斉人が多くの歌舞音曲の女性を送ってよこした。季桓子はこれを受け入れ、三日間政務を行わなかった。孔子は魯を去った。
楚の狂人の接輿が、歌を歌いながら孔子の車のそばを通り過ぎた。「鳳凰よ、鳳凰よ、なんとその徳の衰えたことか。過ぎ去ったことはもはや取り返せず、来たるべきことはなお追い求めるに間に合う。やめよ、やめよ。今、政治に携わる者は危ういものだ。」孔子は車を下りて、彼と話をしようとした。しかし彼は早足で立ち去り、孔子は彼と話すことができなかった。

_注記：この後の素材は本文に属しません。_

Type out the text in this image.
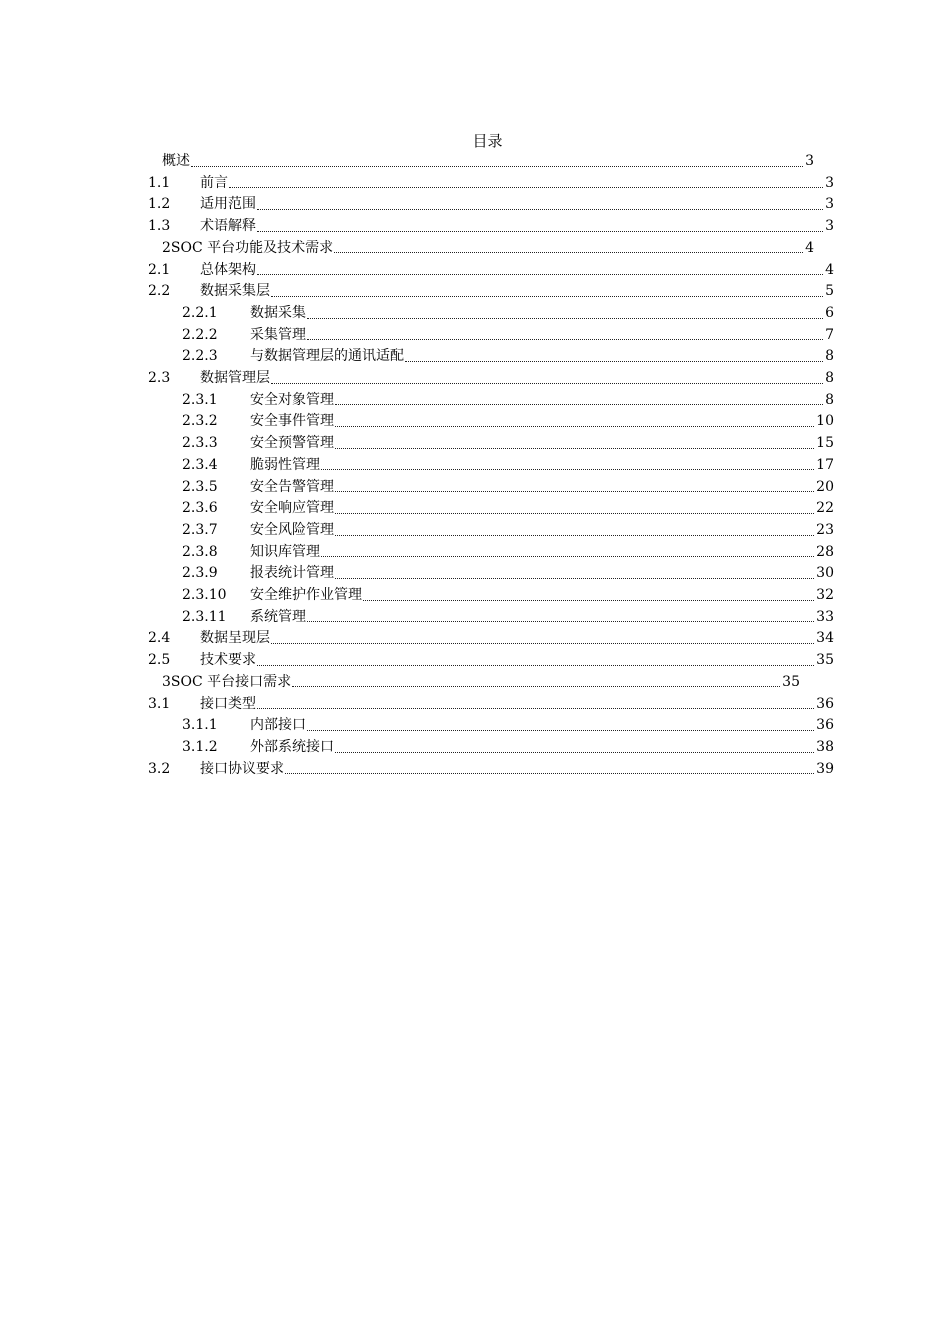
目录
概述	3
1.1	前言	3
1.2	适用范围	3
1.3	术语解释	3
2SOC 平台功能及技术需求	4
2.1	总体架构	4
2.2	数据采集层	5
2.2.1	数据采集	6
2.2.2	采集管理	7
2.2.3	与数据管理层的通讯适配	8
2.3	数据管理层	8
2.3.1	安全对象管理	8
2.3.2	安全事件管理	10
2.3.3	安全预警管理	15
2.3.4	脆弱性管理	17
2.3.5	安全告警管理	20
2.3.6	安全响应管理	22
2.3.7	安全风险管理	23
2.3.8	知识库管理	28
2.3.9	报表统计管理	30
2.3.10	安全维护作业管理	32
2.3.11	系统管理	33
2.4	数据呈现层	34
2.5	技术要求	35
3SOC 平台接口需求	35
3.1	接口类型	36
3.1.1	内部接口	36
3.1.2	外部系统接口	38
3.2	接口协议要求	39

長沮と桀溺の二人が並んで耕していた。孔子はそこを通りかかり、子路をやって渡し場を尋ねさせた。長沮が言った。「あの車を御している者は誰か。」子路が言った。「孔丘です。」長沮が言った。「魯の孔丘か。」子路が言った。「そうです。」長沮が言った。「それならば彼は渡し場を知っているはずだ。」子路はさらに桀溺に尋ねた。桀溺が言った。「あなたは誰か。」子路が言った。「仲由です。」桀溺が言った。「魯の孔丘の弟子か。」子路が答えた。「そうです。」桀溺が言った。「天下はどこも洪水が滔々としているようなものだ。あなたたちは誰とともにこれを変えようとするのか。それに、あなたは悪人を避ける者に従うよりも、むしろ世の中そのものを避ける者に従う方がよいのではないか。」そう言って、彼は絶え間なく土をかけて種を覆い続けた。子路は戻って来てこのことを孔子に告げた。孔子は失望したように言われた。「鳥獣は同じ群れをなして共にいることはできない。私はこの世の人々と交わらずして、誰と交わろうというのか。もし天下に道が行われていれば、私孔丘はその変革に参与することはないのだが。」
子路が孔子に従って旅をしていて、後れをとった。一人の老人に出会い、杖で除草の道具を担いでいた。子路が尋ねた。「あなたは私の先生をご覧になりましたか。」老人が言った。「四体は勤めず、五穀も区別できない。誰があなたの先生なるものを知ろうか。」そう言って、杖を地面に挿して草を刈り始めた。子路は拱手して敬って立ち尽くした。老人は子路を泊め、鶏を殺し、黍の飯を作って食べさせ、また彼の二人の息子を出して対面させた。翌日、子路は孔子に追いつき、このことを告げた。孔子は言われた。「これは隠者である。」子路を遣わして戻って再び会わせようとした。子路がそこに着くと、老人はすでに去っていた。子路は言った。「仕官しないのは義にかなわない。長幼の礼は廃することができない。君臣の義もまた、どうして廃することができようか。自らの清白を保とうとして、大いなる倫理を壊してしまうのだ。君子が仕官するのは、その義を行うためである。我が道の行われないことは、すでに知っているところである。」
世に遺された賢人とは、伯夷、叔斉、虞仲、夷逸、朱張、柳下恵、少連である。孔子は言われた。「その志を下げず、その身を辱めなかったのは、伯夷と叔斉であろう。」柳下恵と少連を評して言われた。「彼らは志を下げ、身を辱めたが、言葉は法度にかない、行いは思慮を経ていた。それだけのことである。」虞仲と夷逸を評して言われた。「隠れ住んで直言し、身は清白を保ち、官を捨てることは権変にかなっていた。」孔子は言われた。「私は彼らとは異なる。可もなく、不可もない。」
太師の摯は斉に逃れ、二飯の楽師の干は楚に逃れ、三飯の楽師の繚は蔡に逃れ、四飯の楽師の缺は秦に逃れた。鼓を打つ方叔は黄河のほとりに入り、揺鼓の武は漢水のほとりに入り、少師の陽と磬を撃つ襄は海辺に入った。
周公が魯公に言った。「君子はその親族を疎かにせず、大臣に用いられない恨みを抱かせない。旧い友に大過がなければ、捨て去ってはならない。一人に対して完全を求めてはならない。」
周の時代に八人の士がいた。伯達、伯适、仲突、仲忽、叔夜、叔夏、季随、季䯄である。